Yes @aeriforme here are the files (input & Backtrace) Backtrace.txt input.txt The protons.h5 files is a maxwellian plasma blob in the center where all particles have T=1000eV (so that the error occurs faster, if the temp is lower the error still occurs but at later time-steps).

The same error can be procuded with protons.injection_style = NUniformPerCell instead of read-from-file. input_alt.txt hybrid_pic_model.elec_temp = 1000 hybrid_pic_model.n0_ref = 0.5e20 hybrid_pic_model.n_floor = 0.5e19

protons.charge = q_e protons.mass = m_p protons.injection_style = NUniformPerCell protons.num_particles_per_cell_each_dim = 2 2 2 protons.momentum_distribution_type = "gaussian" protons.ux_th = 0.001032370536575359 protons.uy_th = 0.001032370536575359 protons.uz_th = 0.001032370536575359 protons.profile = parse_density_function protons.density_function(x,y,z) = "if((x 2 + y 2 + z 2) 0.5 < 0.3, 0.5e20, 0.0)"

@roelof-groenewald Yes to clarify, if I don't set any initial B field, thus setting it to zero, all of the h5 files have a zero B field (all components) throughout the simulation. For some reason WarpX is either not evolving the B field, or the write process is writing a zero B field.

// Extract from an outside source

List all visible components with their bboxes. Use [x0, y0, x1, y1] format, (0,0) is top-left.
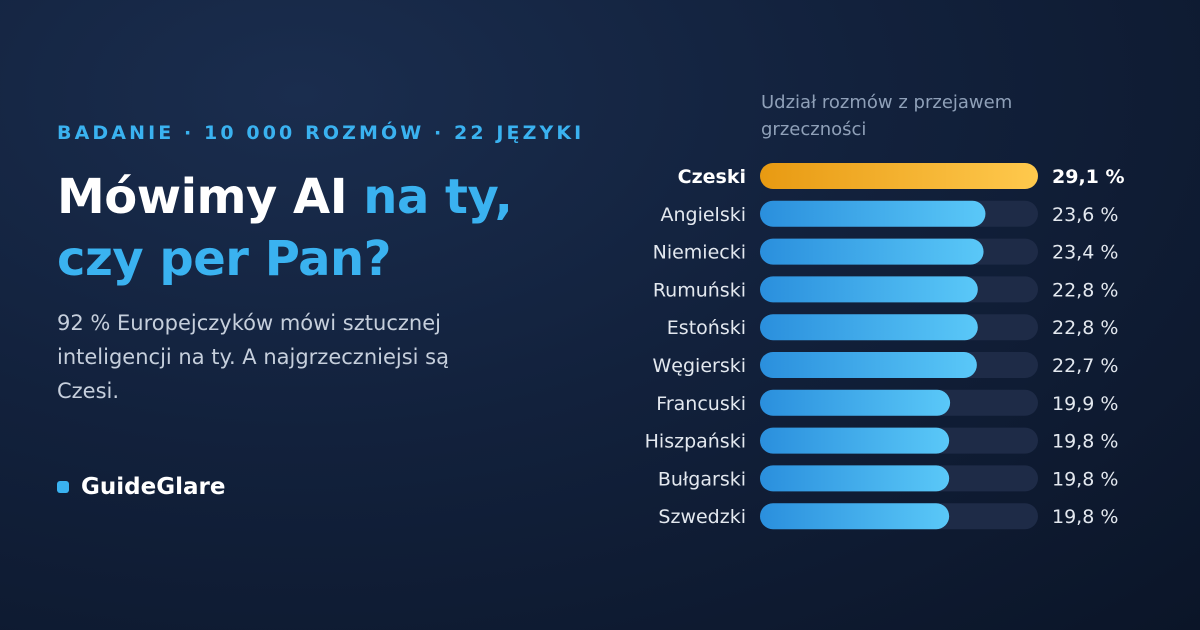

This error seems to occur for all types of parameters. I have set the resistivity/hyper-resistivity etc, but it always occurs. I have tried re-installing the warpx env many times... but perhaps there is some mismatch of versions going on.

Just to make sure, are these conda commands correct?

conda create -n warpx-dev -c conda-forge blaspp boost ccache cmake compilers git "heffte=*=mpi_mpich*" lapackpp "openpmd-api=*=mpi_mpich*" openpmd-viewer python make numpy pandas scipy yt "fftw=*=mpi_mpich*" pkg-config matplotlib mamba mpich mpi4py ninja pip virtualenv
conda install -c conda-forge libgomp
conda install -c nvidia -c conda-forge cuda cuda-nvtx-dev cupy

Edit: I have now installed everything fresh on a separate computer and the error is reproduced.

kli-jfp commented 2 days ago

I have now tested compiling with double precision and the "out of bounds" error has now disappeared (so far). The reduced diagnostics of the magnetic energy seems to have a bug. The magnetic energy in the diagnostics is negative, and not equal to the actual energy when checking the B field values manually.

roelof-groenewald commented 1 day ago

That's interesting that the issue seems to be related to the precision. Were you using single precision for both particles and fields before? I wonder if the problem still occurs when using double precision for the fields but single precision for the particles?

I'll take a look at the reduced diagnostic for the magnetic energy to see if I spot anything that looks like it would be problematic.